Direitos no papel, precariedade nas salas de aula
Porém, dia a dia, violam-se os direitos das pessoas que habitam este país e com maior frequência ainda dos povos indígenas. Esta situação se registra nos diferentes âmbitos e a educação é uma das principais áreas afetadas. Recentemente, um reportagem jornalístico evidenciou as precárias condições de vários centros educativos em comunidades indígenas – o mesmo ocorre em escolas rurais –, assim como a insuficiência do orçamento público destinado a este setor.
O déficit em infraestrutura básica escolar se traduz em salas de aula totalmente deterioradas, ausência de mobiliário apropriado – ou diretamente de mobiliário –, falta de sistemas de saneamento, carência de energia elétrica e inclusive de água. De água em uma escola! Estas circunstâncias desafortunadas afetam de forma desproporcional aos centros educativos indígenas do Chaco e da Região Oriental.
O IV Censo Nacional de Povos Indígenas 2022 mostra que em alguns departamentos com elevada população indígena como Boquerón e Presidente Hayes existe um percentual de mais de 30% de comunidades que não contam com escolas. E em mais de 83% das escolas existem graves problemas de infraestrutura.

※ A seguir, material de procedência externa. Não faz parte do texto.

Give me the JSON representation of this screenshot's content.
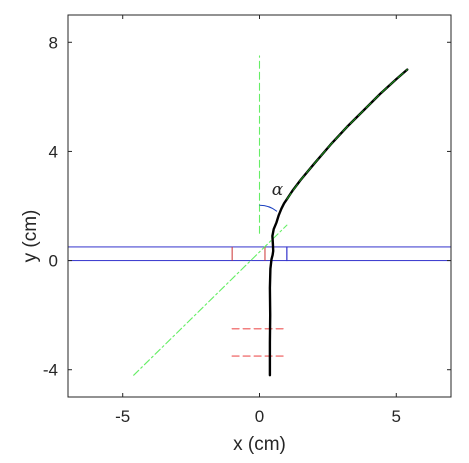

Estas evidências, somadas à discriminação estrutural e histórica dos povos indígenas, tiveram consequências nefastas, de acordo com os próprios informes oficiais. O Censo Indígena expõe que o analfabetismo afeta ainda ao 19,6% das pessoas indígenas. A média de anos de estudo alcançada pela população nacional é de 9,8 anos, segundo dados do Instituto Nacional de Estatística, enquanto que da população indígena é de apenas 4 anos. Inclusive alguns povos como os Manjui e os Ayoreo chegam apenas a uns dois anos de estudo.
As situações mencionadas não são casualidades, senão a consequência direta de um orçamento sistematicamente escasso e centralizado. Reduzir o investimento na educação dos povos originários é uma forma de violência institucional que perpetua a desigualdade.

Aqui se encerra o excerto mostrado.